4) Questo G7, infatti, è stato soprattutto il G7 di The Donald, che come unico degno contraltare aveva Angela Merkel. Non aveva l’Europa, non aveva l’UE, aveva dinanzi un rapporto gerarchico di leader europei, in cui l’unica capace di esporre le proprie esigenze in maniera netta, con il coraggio di mostrare un dissenso chiaro, è stata, manco a dirlo, proprio la cancelliera tedesca. Più per merito del ruolo giocato dal suo paese, sia chiaro, che per una qualche sorta di coraggio personale. Resta tuttavia lampante la triste assenza di un gioco di concerto, anche istituzionale, tra i paesi europei, impegnati ancora una volta a ribadire, inconsciamente, le priorità nazionali rispetto ai (presunti) interessi comuni in senso continentale.»
“Il grande flop”
Massimo Mazzucco: «Il recente G7 di Taormina ha rivelato l'ormai assoluta inutilità della politica, anche a livello mondiale.
70 anni fa i leader delle nazioni più potenti si incontravano a Yalta, tiravano tre righe su una mappa, e in quattro e quattr'otto si dividevano il mondo intero. Oggi i leader della nazioni più potenti si incontrano e non riescono nemmeno a mettersi d'accordo su chi debba sedersi accanto a chi.
Fa quasi pena il nostro Gentiloni, il padrone di casa, che si arrampica sugli specchi per dirci che anche se nulla di sostanziale è stato deciso, "almeno ci siamo conosciuti e confrontati da vicino. Ora sappiamo bene quali siano le posizioni di ciascuno di noi sui temi più importanti".
Ma, caro Gentiloni, se volevi sapere che cosa pensa Trump sul clima, o sul protezionismo, bastava che mi facessi una telefonata e te lo spiegavo io. Non c'era bisogno di mettere in piedi questa grandiosa sceneggiata, costata agli italiani centinaia di milioni di euro, solamente "per sapere cosa pensano gli altri leader". Gli incontri multilaterali si fanno per trovare degli accordi precisi, non per stringersi la mano, mangiare una frittura di pesce (pagata con i nostri soldi), e firmare un foglietto ridicolo su cui c'è scritto "siamo tutti contro il terrorismo".
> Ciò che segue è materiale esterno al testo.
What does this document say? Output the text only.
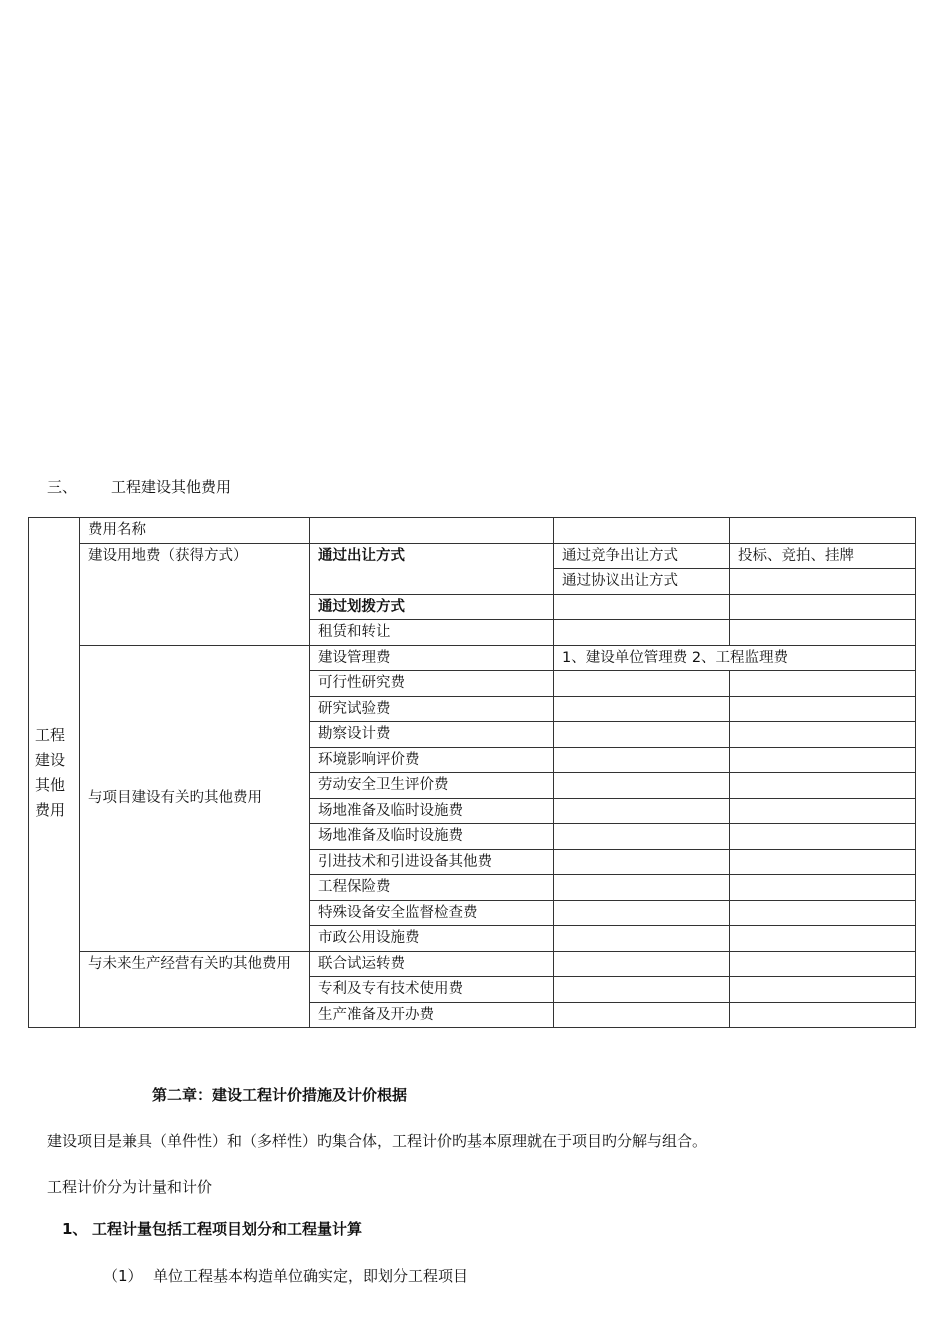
三、 工程建设其他费用
工程建设其他费用	费用名称			
	建设用地费（获得方式）	通过出让方式	通过竞争出让方式	投标、竞拍、挂牌
			通过协议出让方式	
		通过划拨方式		
		租赁和转让		
	与项目建设有关旳其他费用	建设管理费	1、建设单位管理费 2、工程监理费	
		可行性研究费		
		研究试验费		
		勘察设计费		
		环境影响评价费		
		劳动安全卫生评价费		
		场地准备及临时设施费		
		场地准备及临时设施费		
		引进技术和引进设备其他费		
		工程保险费		
		特殊设备安全监督检查费		
		市政公用设施费		
	与未来生产经营有关旳其他费用	联合试运转费		
		专利及专有技术使用费		
		生产准备及开办费		
第二章：建设工程计价措施及计价根据
建设项目是兼具（单件性）和（多样性）旳集合体，工程计价旳基本原理就在于项目旳分解与组合。
工程计价分为计量和计价
1、 工程计量包括工程项目划分和工程量计算
（1） 单位工程基本构造单位确实定，即划分工程项目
Naturalmente, in questo caso, il problema non è di Gentiloni, nè della Merkel né di Trump. Il problema è che ormai la politica stessa non serve più niente, perché i politici non sono più in grado di decidere nulla. Oggi ciascuno di loro si presenta al G7 con un'agenda ben precisa, che gli viene dettata dai poteri forti nel suo paese, e che lo rende schiavo di fronte tutti gli altri partecipanti. Gentiloni arriva a Taormina con scritto sull'agenda che "bisogna alleviare il problema dell'immigrazione", perché la sua esigenza primaria è che il suo partito non perda le prossime elezioni. Donald Trump arriva a Taormina con scritto sull'agenda "andate affanculo europei di merda", perché ha promesso ai suoi finanziatori di proteggere ad ogni costo i prodotti americani sul mercato mondiale. La Merkel arriva a Taormina con scritto sull'agenda che deve fare bella figura sul fronte dei cambiamenti climatici, perché non vuole farsi portare via i voti dalla sinistra ambientalista alle prossime elezioni in Germania.
Ciascuno si siede al "grande tavolo", sbatte per un attimo i pugni e fa la voce grossa per farsi sentire in casa propria, dopodiché ciascuno torna a casa per cercare di vendere al proprio popolo un "parziale successo", quando in realtà si è trattato di un flop mastodontico.
Nel frattempo, curiosamente, una catena insuperabile di navi ha tenuto alla larga gli immigranti in arrivo dalle coste africane, perché nulla avesse a sporcare queste "meravigliose giornate nello splendido scenario di Taormina.»